События мировой истории развертывались, как гигантская трагическая панорама. Миллионы солдатских сапог истоптали Европу. Сожженные посевы, разрушенные города и ни одной семьи без потерь. Границы государств, перебегающие, как живые змеи, меняющие очертания гигантских населенных площадей, англо-американская война, которую англичане окрестили «братоубийственной», и страшный склеп, — мертвый и сумрачный, — склеп политической реакции сузил горизонты человеческой мысли и человеческих стремлений до пределов подземной тюрьмы. Падение Наполеона не принесло с собой возвышения фунта стерлингов, а огромные тюки фальшивых ассигнаций французских, русских и всяких других, которыми Англия наводнила европейские рынки, внезапно стали наводнять коридоры английского банка.
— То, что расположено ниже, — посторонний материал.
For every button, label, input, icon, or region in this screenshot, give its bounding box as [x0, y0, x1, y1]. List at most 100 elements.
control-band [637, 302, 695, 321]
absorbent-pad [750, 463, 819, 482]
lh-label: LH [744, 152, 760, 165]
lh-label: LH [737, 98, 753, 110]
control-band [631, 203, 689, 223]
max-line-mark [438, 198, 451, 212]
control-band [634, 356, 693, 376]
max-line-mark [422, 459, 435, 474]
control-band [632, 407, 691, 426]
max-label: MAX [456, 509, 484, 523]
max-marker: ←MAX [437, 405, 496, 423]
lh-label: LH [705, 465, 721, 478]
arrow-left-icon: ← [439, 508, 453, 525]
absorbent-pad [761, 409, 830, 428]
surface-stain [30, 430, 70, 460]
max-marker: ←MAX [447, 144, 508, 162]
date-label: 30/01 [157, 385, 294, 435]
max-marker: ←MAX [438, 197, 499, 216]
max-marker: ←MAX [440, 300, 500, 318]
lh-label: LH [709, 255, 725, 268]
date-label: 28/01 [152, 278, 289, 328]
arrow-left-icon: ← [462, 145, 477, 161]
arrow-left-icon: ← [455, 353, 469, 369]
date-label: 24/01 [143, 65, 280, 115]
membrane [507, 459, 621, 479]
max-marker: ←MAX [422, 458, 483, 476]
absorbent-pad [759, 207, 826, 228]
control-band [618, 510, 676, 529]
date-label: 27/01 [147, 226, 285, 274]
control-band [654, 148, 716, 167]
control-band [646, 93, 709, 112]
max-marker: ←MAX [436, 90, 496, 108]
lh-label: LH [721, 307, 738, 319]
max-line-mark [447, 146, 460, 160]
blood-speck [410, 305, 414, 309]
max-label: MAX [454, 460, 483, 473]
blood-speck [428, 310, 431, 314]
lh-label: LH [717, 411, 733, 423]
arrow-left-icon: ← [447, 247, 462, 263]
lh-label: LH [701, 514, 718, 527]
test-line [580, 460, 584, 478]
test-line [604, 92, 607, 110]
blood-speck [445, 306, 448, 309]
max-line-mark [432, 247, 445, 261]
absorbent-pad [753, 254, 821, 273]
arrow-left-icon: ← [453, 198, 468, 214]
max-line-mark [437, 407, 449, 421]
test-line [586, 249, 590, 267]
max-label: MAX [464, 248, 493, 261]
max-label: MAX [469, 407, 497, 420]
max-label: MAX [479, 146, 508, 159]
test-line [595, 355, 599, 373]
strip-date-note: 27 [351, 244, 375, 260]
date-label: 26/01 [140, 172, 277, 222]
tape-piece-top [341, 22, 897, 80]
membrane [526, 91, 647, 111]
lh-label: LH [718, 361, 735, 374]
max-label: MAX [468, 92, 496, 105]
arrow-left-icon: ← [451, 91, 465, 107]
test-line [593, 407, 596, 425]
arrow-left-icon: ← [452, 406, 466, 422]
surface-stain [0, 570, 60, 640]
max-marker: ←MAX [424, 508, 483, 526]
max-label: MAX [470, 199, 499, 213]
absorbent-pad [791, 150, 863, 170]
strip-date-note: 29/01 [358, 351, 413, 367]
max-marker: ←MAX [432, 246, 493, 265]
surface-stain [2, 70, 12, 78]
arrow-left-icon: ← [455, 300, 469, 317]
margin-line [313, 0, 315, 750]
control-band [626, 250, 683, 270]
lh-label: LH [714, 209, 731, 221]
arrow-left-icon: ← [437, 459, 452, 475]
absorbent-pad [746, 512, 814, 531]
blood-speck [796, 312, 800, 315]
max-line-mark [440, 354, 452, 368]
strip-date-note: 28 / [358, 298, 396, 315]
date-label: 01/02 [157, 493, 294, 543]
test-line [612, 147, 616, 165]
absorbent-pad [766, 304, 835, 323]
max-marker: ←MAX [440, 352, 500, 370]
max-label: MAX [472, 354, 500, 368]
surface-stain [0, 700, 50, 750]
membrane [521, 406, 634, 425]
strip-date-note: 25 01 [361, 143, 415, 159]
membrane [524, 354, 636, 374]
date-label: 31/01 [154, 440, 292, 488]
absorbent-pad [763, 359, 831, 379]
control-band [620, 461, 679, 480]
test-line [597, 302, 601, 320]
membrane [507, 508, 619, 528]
Общество Лондона в эти годы испытывало минуты, часы, недели и месяцы судорожного безумия, когда кары и репрессарии сыпались на головы беднейшего населения и все резче обозначалась теневая черта между дворцами пэров Англии и коттеджами разбогатевших военных поставщиков, с одной стороны, и лондонскими трущобами, где в притонах и подвалах десятками тысяч гибло молодое поколение английской бедноты — с другой.
Байрон не принадлежал к числу отвлеченных поэтов, наоборот, он обладал той степенью полной восприимчивости жизни, которая является обязательным свойством гения, и кажущиеся мотивы отхода от английской действительности в тех произведениях, которые характеризуют лондонский период творчества Байрона, на самом деле только подтверждают то обстоятельство, что Байрон эту действительность знал и чувствовал ее остро, Отсюда усиленные поиски не только новой житейской дороги, но и новых творческих путей.
В январе 1814 года вышел в свет новый шедевр Байрона — поэма «Корсар». В предисловии автор пишет о себе в третьем лице: «Корсар явился в свет в 1814 году, а написан автором в минувшем декабре в течение двух недель. Поэт писал с увлечением и внес в свое творение очень многое из жизни».
Не так легко понять эту неопределенную фразу, но когда первое издание разошлось к вечеру того же дня, как только появилось в магазине, то немедленно вышло второе, в котором действительно отразилось нечто «внесенное из жизни». Это было открытое повторение восьми строчек, посвященных «Плачущей девушке».
Удар был настолько точен, что 18 февраля 1814 года Байрон записал в дневнике: «С газетами сделалась истерика, а город пришел в неистовство от моего признания авторства и от перепечатки восьмистрочного моего стихотворения».
Действительно, не было ни одной газеты, которая тоном более или менее резкого осуждения не отмежевалась бы от дерзкого поэта. Байрона обвиняли в государственной измене. Подкупленная журналистика и добровольно раболепная пресса, как по сигналу, в один голос ругали поэта. В журналах появились пародии на байроновские поэмы, поэт был развенчан, и травля началась. Был пущен слух о парламентском запросе, слух неосновательный, ибо всем было ясно, что нельзя запрашивать о стихах Байрона, не затрагивая скандального происшествия во дворце.